Suggestions for Programs with Limited Resources

1. how do you know trigger reduction i.e. cockroaches. is by self report or testing?

2. what suggestions do you give to a smaller program with not as many resources as NY has?

~Erica Bailey


The programs use a combination of self-report and observation (visual assessment) to ascertain conditions in the home.  We don't use dust sampling for cockroaches or any allergens, but will look for evidence such as droppings, traps, nymphs or even for conditions that can promote pests (harborage, food, water).

One way of starting out with limited resources is to find another program or partner in your community who is already going into the home and identify a few key areas that you can address with low-cost methods.  Our program is very low-intensity in approach, but delivers a big impact.

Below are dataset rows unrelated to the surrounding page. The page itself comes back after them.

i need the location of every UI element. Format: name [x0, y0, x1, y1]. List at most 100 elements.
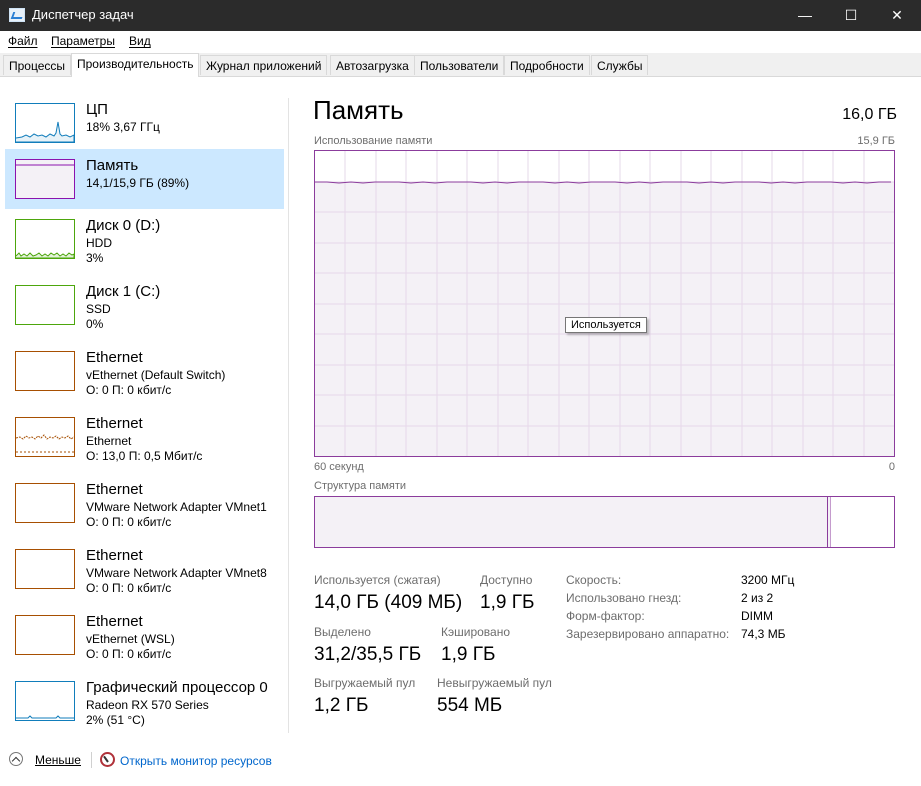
resource-detail: 14,1/15,9 ГБ (89%): [86, 176, 190, 190]
menu-options[interactable]: Параметры: [51, 34, 115, 48]
tab-performance[interactable]: Производительность: [71, 53, 200, 77]
slots-value: 2 из 2: [741, 591, 774, 605]
chevron-up-icon[interactable]: [9, 752, 23, 766]
available-value: 1,9 ГБ: [480, 592, 535, 613]
memory-sparkline: [16, 164, 74, 166]
tab-app-history[interactable]: Журнал приложений: [200, 55, 328, 75]
in-use-label: Используется (сжатая): [314, 573, 441, 587]
usage-graph-label: Использование памяти: [314, 135, 433, 147]
pane-divider: [288, 98, 289, 733]
ethernet-thumbnail: [15, 351, 75, 391]
resource-detail: VMware Network Adapter VMnet8: [86, 566, 267, 580]
resource-detail: vEthernet (WSL): [86, 632, 175, 646]
in-use-value: 14,0 ГБ (409 МБ): [314, 592, 463, 613]
cpu-thumbnail: [15, 103, 75, 143]
ethernet-thumbnail: [15, 483, 75, 523]
resource-detail: vEthernet (Default Switch): [86, 368, 226, 382]
ethernet-thumbnail: [15, 615, 75, 655]
available-label: Доступно: [480, 573, 533, 587]
minimize-button[interactable]: —: [782, 0, 828, 31]
resource-usage: О: 0 П: 0 кбит/с: [86, 383, 172, 397]
usage-graph-max: 15,9 ГБ: [857, 135, 895, 147]
hardware-reserved-label: Зарезервировано аппаратно:: [566, 627, 730, 641]
footer-separator: [91, 752, 92, 768]
disk0-sparkline: [15, 252, 75, 259]
resource-usage: О: 0 П: 0 кбит/с: [86, 515, 172, 529]
nonpaged-pool-value: 554 МБ: [437, 695, 503, 716]
resource-name: Ethernet: [86, 415, 143, 432]
disk0-thumbnail: [15, 219, 75, 259]
cached-label: Кэшировано: [441, 625, 511, 639]
resource-detail: HDD: [86, 236, 112, 250]
nonpaged-pool-label: Невыгружаемый пул: [437, 676, 552, 690]
resource-name: ЦП: [86, 101, 108, 118]
ethernet-sparkline: [15, 434, 75, 453]
committed-value: 31,2/35,5 ГБ: [314, 644, 422, 665]
resource-ethernet-default-switch[interactable]: Ethernet vEthernet (Default Switch) О: 0…: [5, 341, 284, 401]
form-factor-value: DIMM: [741, 609, 773, 623]
paged-pool-label: Выгружаемый пул: [314, 676, 416, 690]
window-title: Диспетчер задач: [32, 7, 134, 22]
tab-processes[interactable]: Процессы: [3, 55, 72, 75]
resource-memory[interactable]: Память 14,1/15,9 ГБ (89%): [5, 149, 284, 209]
resource-detail: VMware Network Adapter VMnet1: [86, 500, 267, 514]
resource-usage: 0%: [86, 317, 104, 331]
resource-name: Диск 0 (D:): [86, 217, 161, 234]
disk1-thumbnail: [15, 285, 75, 325]
menu-view[interactable]: Вид: [129, 34, 151, 48]
open-resource-monitor-link[interactable]: Открыть монитор ресурсов: [120, 754, 272, 768]
cached-value: 1,9 ГБ: [441, 644, 496, 665]
ethernet-thumbnail: [15, 549, 75, 589]
resource-monitor-icon: [100, 752, 115, 767]
paged-pool-value: 1,2 ГБ: [314, 695, 369, 716]
resource-ethernet-vmnet8[interactable]: Ethernet VMware Network Adapter VMnet8 О…: [5, 539, 284, 599]
slots-label: Использовано гнезд:: [566, 591, 682, 605]
resource-ethernet-wsl[interactable]: Ethernet vEthernet (WSL) О: 0 П: 0 кбит/…: [5, 605, 284, 665]
gpu-sparkline: [16, 715, 74, 719]
structure-modified: [828, 497, 831, 547]
resource-name: Диск 1 (C:): [86, 283, 161, 300]
gpu-thumbnail: [15, 681, 75, 721]
resource-gpu-0[interactable]: Графический процессор 0 Radeon RX 570 Se…: [5, 671, 284, 731]
hardware-reserved-value: 74,3 МБ: [741, 627, 786, 641]
committed-label: Выделено: [314, 625, 371, 639]
tab-strip: Процессы Производительность Журнал прило…: [0, 53, 921, 77]
maximize-button[interactable]: ☐: [828, 0, 874, 31]
tab-details[interactable]: Подробности: [504, 55, 590, 75]
speed-label: Скорость:: [566, 573, 622, 587]
memory-usage-chart: [315, 151, 894, 456]
resource-detail: SSD: [86, 302, 111, 316]
resource-disk-1[interactable]: Диск 1 (C:) SSD 0%: [5, 275, 284, 335]
tab-startup[interactable]: Автозагрузка: [330, 55, 415, 75]
resource-disk-0[interactable]: Диск 0 (D:) HDD 3%: [5, 209, 284, 269]
graph-time-right: 0: [888, 461, 895, 473]
tab-users[interactable]: Пользователи: [414, 55, 505, 75]
menu-file[interactable]: Файл: [8, 34, 38, 48]
resource-name: Память: [86, 157, 139, 174]
close-button[interactable]: ✕: [874, 0, 920, 31]
graph-tooltip: Используется: [565, 317, 647, 333]
resource-detail: 18% 3,67 ГГц: [86, 120, 160, 134]
tab-services[interactable]: Службы: [591, 55, 649, 75]
cpu-sparkline: [15, 121, 75, 143]
resource-usage: О: 13,0 П: 0,5 Мбит/с: [86, 449, 203, 463]
resource-name: Ethernet: [86, 613, 143, 630]
resource-usage: 3%: [86, 251, 104, 265]
resource-name: Ethernet: [86, 481, 143, 498]
graph-time-left: 60 секунд: [314, 461, 364, 473]
resource-list: ЦП 18% 3,67 ГГц Память 14,1/15,9 ГБ (89%…: [0, 77, 288, 737]
resource-detail: Ethernet: [86, 434, 132, 448]
memory-thumbnail: [15, 159, 75, 199]
resource-ethernet-main[interactable]: Ethernet Ethernet О: 13,0 П: 0,5 Мбит/с: [5, 407, 284, 467]
structure-label: Структура памяти: [314, 480, 407, 492]
memory-structure-bar: [314, 496, 895, 548]
title-bar: Диспетчер задач — ☐ ✕: [0, 0, 921, 31]
memory-usage-graph: [314, 150, 895, 457]
speed-value: 3200 МГц: [741, 573, 795, 587]
resource-usage: 2% (51 °C): [86, 713, 145, 727]
resource-cpu[interactable]: ЦП 18% 3,67 ГГц: [5, 93, 284, 153]
form-factor-label: Форм-фактор:: [566, 609, 645, 623]
resource-ethernet-vmnet1[interactable]: Ethernet VMware Network Adapter VMnet1 О…: [5, 473, 284, 533]
fewer-details-button[interactable]: Меньше: [35, 753, 81, 767]
resource-usage: О: 0 П: 0 кбит/с: [86, 647, 172, 661]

Also, use examples like ours and others around the country to point to the impacts that these types of programs are having.  Even if you can't support the kind of evaluation or scale that we do, certainly our experiences can still be part of your evidence, part of your story.  For example, we don't do dust sampling because it is too expensive and prohibitive in other ways, but we rely on a wealth of evidence about what others do find when they do dust sampling to help justify our approach.

We also target our resources to the communities where there is the highest demonstrated need and to the neighborhoods within these communities where residents have the highest risk for housing-related illness, but where there are also willing partners to help ensure the impact of the program.

Finally, our local programs are masters at using what they bring to the table (e.g., the fact that they are getting into so many homes) to help them secure donations of supplies from others in the community.